Aherne also fought off moves to bring in a studio audience, which she said would completely ruin the show.

Complaints

She incorporated elements of her own father in the character of the feckless Jim Royle, played by Ricky Tomlinson.

"My dad was always going on about the immersion, and about lights being left on."

The Royle Family eventually ran for 25 episodes, attracting audiences of up to 10 million.

However, another series, Mrs Merton and Malcolm, based on a British Gas advert, was less successful, with complaints that the character of Malcolm poked fun at people with learning difficulties.

Image source, PA
Image caption,

An astute observer of life

By now Aherne had begun drinking again but insisted she was able to control her craving for alcohol.

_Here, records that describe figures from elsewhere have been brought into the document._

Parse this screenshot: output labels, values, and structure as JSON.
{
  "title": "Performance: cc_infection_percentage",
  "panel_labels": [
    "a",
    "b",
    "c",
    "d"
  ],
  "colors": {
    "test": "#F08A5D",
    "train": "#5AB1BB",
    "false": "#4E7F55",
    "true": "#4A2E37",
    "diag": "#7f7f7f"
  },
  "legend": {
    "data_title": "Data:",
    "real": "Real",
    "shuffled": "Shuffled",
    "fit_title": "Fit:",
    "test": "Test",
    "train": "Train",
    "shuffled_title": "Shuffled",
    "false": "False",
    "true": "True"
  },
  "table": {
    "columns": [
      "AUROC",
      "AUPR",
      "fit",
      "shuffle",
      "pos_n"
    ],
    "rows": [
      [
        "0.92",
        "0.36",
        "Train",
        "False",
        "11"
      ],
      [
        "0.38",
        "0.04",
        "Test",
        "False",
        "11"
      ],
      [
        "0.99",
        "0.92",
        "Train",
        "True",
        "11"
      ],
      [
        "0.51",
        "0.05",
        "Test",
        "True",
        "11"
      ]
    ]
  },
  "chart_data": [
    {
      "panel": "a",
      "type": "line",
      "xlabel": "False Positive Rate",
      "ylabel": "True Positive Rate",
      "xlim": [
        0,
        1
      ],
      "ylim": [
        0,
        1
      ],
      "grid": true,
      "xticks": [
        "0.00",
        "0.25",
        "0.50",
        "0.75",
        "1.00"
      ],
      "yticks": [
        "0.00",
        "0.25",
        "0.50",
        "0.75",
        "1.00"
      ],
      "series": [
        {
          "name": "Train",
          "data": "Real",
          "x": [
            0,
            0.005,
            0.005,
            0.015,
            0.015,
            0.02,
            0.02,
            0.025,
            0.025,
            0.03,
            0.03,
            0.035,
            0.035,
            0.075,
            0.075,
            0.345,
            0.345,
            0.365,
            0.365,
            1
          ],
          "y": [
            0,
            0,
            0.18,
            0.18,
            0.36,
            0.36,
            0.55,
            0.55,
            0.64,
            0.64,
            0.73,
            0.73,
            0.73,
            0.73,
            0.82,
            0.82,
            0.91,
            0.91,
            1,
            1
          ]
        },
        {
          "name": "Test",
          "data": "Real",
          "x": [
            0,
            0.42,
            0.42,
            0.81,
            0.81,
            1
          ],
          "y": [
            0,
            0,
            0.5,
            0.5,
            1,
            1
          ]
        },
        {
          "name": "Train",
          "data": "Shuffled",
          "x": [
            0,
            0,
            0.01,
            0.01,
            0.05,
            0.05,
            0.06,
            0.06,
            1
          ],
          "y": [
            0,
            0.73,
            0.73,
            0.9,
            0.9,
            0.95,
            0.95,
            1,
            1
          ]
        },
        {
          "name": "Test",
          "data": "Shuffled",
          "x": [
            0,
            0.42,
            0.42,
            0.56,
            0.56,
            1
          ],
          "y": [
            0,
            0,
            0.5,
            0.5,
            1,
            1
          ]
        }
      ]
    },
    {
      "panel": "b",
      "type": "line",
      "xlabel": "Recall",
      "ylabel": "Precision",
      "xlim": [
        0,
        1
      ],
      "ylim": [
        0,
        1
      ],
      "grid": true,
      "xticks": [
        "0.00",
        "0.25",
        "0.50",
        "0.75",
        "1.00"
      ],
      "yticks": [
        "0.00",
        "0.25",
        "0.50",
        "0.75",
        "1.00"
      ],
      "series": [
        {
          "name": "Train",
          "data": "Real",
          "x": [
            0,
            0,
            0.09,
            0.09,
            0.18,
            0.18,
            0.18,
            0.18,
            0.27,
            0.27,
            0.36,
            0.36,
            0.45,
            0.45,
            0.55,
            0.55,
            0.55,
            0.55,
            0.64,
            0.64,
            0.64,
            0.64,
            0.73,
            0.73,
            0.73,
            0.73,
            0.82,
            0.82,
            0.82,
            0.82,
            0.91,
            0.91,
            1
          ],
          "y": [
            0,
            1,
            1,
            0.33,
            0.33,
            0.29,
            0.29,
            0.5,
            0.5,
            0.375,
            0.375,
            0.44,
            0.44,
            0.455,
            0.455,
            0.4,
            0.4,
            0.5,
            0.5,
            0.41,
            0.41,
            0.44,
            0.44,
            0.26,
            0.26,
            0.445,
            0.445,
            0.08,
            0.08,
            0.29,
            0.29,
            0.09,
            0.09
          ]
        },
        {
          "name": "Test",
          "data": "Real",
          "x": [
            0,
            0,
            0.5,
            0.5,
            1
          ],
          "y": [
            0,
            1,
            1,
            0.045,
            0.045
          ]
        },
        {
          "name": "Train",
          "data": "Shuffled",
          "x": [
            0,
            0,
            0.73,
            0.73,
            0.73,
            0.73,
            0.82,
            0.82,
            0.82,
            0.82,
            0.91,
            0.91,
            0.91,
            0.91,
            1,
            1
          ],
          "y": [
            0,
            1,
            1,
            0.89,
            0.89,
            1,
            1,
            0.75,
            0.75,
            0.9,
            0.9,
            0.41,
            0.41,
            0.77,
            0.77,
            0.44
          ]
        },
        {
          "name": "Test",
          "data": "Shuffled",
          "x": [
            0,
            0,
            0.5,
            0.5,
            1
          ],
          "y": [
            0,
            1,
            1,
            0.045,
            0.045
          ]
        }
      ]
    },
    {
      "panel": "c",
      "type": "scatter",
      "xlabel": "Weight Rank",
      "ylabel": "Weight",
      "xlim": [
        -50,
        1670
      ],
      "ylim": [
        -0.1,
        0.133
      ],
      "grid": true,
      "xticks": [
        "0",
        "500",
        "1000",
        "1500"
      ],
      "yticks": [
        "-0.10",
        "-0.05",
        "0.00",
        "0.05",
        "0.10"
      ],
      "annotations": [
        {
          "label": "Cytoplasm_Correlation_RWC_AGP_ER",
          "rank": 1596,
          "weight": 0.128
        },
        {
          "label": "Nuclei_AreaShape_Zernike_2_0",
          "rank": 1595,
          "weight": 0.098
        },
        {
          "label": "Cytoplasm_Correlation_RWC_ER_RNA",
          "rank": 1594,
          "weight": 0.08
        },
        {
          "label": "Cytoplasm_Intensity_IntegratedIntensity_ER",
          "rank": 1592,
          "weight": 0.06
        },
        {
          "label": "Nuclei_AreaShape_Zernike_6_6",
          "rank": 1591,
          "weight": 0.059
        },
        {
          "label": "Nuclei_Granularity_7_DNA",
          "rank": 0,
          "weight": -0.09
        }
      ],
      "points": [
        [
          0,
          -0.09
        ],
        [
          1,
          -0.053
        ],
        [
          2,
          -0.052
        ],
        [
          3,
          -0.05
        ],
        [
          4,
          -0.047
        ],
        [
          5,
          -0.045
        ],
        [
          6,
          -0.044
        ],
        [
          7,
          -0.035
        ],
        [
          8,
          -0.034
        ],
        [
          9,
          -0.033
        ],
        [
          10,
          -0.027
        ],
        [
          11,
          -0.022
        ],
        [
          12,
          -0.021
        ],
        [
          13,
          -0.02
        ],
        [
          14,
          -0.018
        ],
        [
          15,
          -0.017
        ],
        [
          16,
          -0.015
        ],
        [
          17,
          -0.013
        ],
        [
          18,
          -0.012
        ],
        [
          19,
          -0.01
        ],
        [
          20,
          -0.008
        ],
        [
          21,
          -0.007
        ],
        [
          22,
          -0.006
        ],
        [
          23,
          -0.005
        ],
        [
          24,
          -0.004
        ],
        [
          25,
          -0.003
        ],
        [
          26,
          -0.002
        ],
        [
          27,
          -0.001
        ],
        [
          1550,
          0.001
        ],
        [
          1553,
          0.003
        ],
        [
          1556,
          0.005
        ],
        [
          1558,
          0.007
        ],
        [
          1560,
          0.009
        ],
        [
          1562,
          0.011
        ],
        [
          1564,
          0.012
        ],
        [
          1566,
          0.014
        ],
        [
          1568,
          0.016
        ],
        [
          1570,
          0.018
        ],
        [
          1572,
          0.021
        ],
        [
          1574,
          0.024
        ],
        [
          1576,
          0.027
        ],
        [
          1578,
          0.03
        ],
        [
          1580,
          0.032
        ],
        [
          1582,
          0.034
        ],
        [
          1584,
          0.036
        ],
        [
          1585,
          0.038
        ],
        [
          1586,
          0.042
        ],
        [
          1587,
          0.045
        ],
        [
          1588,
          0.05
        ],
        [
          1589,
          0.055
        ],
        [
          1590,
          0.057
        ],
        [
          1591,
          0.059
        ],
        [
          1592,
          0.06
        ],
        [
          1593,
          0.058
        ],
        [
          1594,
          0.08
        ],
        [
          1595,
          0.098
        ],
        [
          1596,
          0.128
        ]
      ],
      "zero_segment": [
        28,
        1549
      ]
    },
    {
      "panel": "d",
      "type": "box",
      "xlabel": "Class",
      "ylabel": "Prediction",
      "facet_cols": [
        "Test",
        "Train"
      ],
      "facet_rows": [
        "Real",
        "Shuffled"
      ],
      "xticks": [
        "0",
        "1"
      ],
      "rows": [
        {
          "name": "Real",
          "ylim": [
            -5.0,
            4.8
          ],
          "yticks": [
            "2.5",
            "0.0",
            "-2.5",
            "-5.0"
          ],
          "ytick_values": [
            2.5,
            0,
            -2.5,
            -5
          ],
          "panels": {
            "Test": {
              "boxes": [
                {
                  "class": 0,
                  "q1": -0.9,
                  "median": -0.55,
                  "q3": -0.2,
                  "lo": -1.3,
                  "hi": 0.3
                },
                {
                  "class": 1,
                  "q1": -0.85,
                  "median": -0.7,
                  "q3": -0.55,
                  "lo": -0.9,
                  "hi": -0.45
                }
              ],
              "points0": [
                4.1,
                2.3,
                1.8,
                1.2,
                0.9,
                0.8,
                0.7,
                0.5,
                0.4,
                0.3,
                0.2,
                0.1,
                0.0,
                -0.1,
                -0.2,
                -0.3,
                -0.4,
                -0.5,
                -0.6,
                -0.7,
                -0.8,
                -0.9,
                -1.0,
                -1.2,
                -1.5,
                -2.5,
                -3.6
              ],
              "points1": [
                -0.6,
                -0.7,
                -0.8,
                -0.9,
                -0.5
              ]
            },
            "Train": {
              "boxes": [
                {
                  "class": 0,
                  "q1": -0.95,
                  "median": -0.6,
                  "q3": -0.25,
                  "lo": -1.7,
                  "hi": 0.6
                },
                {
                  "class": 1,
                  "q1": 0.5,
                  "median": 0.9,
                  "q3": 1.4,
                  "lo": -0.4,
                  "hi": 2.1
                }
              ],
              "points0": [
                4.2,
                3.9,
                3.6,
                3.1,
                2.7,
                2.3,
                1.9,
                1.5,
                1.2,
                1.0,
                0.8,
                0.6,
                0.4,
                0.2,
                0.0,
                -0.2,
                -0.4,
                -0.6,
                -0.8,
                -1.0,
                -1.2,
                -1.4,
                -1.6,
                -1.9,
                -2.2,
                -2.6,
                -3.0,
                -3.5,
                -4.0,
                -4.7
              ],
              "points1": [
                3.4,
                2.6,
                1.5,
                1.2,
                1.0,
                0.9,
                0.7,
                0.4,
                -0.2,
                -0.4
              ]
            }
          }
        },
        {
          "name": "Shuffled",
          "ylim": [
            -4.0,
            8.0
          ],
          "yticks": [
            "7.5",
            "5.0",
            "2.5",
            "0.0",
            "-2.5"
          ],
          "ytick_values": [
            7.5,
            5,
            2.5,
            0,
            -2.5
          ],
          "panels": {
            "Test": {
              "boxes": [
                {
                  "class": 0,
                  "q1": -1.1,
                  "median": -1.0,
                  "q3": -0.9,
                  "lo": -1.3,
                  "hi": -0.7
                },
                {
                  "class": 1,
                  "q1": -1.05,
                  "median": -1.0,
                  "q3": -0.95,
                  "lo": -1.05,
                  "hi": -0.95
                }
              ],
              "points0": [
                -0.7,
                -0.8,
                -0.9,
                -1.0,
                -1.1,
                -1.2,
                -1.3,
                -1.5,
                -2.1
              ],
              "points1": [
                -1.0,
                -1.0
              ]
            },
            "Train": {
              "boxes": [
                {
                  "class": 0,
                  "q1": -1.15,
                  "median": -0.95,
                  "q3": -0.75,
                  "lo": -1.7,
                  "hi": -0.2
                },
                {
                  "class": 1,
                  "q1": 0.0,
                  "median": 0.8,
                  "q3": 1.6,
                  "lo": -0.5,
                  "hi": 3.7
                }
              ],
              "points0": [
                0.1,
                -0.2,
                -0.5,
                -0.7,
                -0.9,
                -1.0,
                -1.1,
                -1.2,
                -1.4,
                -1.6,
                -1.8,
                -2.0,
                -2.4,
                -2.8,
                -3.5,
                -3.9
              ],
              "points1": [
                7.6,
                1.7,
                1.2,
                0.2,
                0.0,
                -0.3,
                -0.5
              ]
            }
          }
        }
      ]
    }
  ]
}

Aherne fell out with Cash and moved to Sydney in Australia. It became the setting for her BBC Two sitcom Dossa and Joe, which aired in 2002 to mixed reviews.

She dropped out of the public gaze, re-emerging briefly for Royle Family specials in 2006 and 2010.

More recently she was the voice of hit Channel 4 show Gogglebox, which she had narrated since it began in 2013.

Aherne continued to battle ill health. She suffered a bout of bladder cancer and, in 2014, revealed she had undergone treatment for lung cancer.

Behind her sometimes dopey characters was an astute observer of life, succinctly summed up by her Royle Family co-star Ricky Tomlinson.

"Caroline acts like a dope and a dumb blonde," he once said, "but she's as sharp as a box of razor blades."